João Amílcar Salgado
            Quando o Luiz Carneiro se aposentou e fechou seu laboratório de análises clínicas, numerosos clientes se sentiram desamparados, pois ele era, principalmente para os próprios médicos e respectivas famílias, o que havia de mais confiável em exames complementares.

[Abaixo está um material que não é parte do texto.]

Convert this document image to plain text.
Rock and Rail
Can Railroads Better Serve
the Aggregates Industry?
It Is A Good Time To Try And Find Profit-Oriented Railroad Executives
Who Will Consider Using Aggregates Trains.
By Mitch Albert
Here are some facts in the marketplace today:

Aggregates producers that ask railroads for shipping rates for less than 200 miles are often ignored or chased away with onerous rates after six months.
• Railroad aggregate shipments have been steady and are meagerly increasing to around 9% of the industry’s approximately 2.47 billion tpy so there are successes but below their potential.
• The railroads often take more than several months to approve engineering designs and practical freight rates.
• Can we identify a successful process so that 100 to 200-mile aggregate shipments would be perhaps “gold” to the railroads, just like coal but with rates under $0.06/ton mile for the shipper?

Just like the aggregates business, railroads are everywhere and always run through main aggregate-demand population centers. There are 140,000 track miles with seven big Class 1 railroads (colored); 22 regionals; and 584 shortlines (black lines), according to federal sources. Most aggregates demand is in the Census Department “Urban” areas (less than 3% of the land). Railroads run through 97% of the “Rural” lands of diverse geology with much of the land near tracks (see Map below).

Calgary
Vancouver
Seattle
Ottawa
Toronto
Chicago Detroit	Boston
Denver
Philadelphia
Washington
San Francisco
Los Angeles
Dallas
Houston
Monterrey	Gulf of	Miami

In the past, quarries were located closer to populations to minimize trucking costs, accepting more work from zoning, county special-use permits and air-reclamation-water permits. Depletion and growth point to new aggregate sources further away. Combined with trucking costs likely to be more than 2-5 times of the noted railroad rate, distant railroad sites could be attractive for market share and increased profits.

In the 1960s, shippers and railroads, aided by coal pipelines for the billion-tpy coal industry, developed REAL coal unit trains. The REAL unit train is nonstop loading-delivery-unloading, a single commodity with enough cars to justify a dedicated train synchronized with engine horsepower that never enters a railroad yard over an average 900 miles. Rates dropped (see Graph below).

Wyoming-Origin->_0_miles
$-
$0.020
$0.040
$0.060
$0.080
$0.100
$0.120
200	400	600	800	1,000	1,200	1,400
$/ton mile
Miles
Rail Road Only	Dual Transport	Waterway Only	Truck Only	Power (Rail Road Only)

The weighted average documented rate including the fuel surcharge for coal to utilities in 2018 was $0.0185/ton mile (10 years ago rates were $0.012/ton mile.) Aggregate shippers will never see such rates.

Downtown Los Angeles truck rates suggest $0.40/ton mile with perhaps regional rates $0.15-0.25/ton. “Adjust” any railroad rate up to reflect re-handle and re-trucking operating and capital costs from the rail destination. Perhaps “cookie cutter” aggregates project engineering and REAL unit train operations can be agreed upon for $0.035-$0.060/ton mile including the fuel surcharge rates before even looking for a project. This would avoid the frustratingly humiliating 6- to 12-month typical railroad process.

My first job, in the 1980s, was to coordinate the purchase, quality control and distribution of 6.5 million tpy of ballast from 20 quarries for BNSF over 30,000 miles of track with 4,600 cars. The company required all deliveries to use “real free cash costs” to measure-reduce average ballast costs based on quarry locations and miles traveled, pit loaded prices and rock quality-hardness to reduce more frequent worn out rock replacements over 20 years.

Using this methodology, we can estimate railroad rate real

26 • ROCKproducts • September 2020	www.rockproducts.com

Atendia desde famílias tradicionais até altos dignitários e autoridades, sendo também de altíssima confiança para documentação científica.  Foi o último profissional artesanal nesta área, pois o controle de qualidade para ele significava conferir pessoalmente cada exame e cada laudo que produzia.
               Em seu laboratório particular, no serviço laboratorial da cátedra de Clínica Médica, comandada pelo professor Caio Benjamim Dias, e no laboratório central do Hospital das Clínicas da Universidade Federal de Minas Gerais, este perfeccionista da patologia clínica desenvolveu várias técnicas, tendo incrível facilidade para, tão logo algum procedimento era proposto na literatura médica, tê-lo na rotina de sua bancada, o qual generosamente repassava aos colegas da capital e do interior.
               Foi pioneiro, por exemplo, na dosagem do iodo protêico, cuja introdução veio facilitar o diagnóstico de doenças da tireóide, substituindo a trabalhosa medida do metabolismo básico.  Vários interessados falharam em estabelecer a técnica, após mais de uma tentativa, até que do Luiz Carneiro o êxito veio da primeira vez.   Foi nessa época que a meu pedido dosou o iodo protêico de uma paciente atendida no ambulatório do Hospital da Cruz Vermelha, quando disse: foi a dosagem mais baixa que já medi e a doente não tem aparência da doença. Concluímos que o fator racial mascarava aqui a aparência de mixedema descrita em gente européia. E mais: o principal quadro apresentado era psiquiátrico, que se reverteu com o tratamento com tireóide.  O Luiz então me perguntou: quantos pacientes, como esta, estarão aí pelos hospícios brasileiros tomando eletrochoque, em vez de beneficiados pela terapêutica certa? A pesquisa que faríamos para responder a esta pergunta foi impedida por razões suspeitas.  Meu amigo lamentou: é uma pena, pois tenho muito carinho pelos loucos. Esta data, 1963, deve ser reconhecida como do início da humanização da psiquiatria no Brasil.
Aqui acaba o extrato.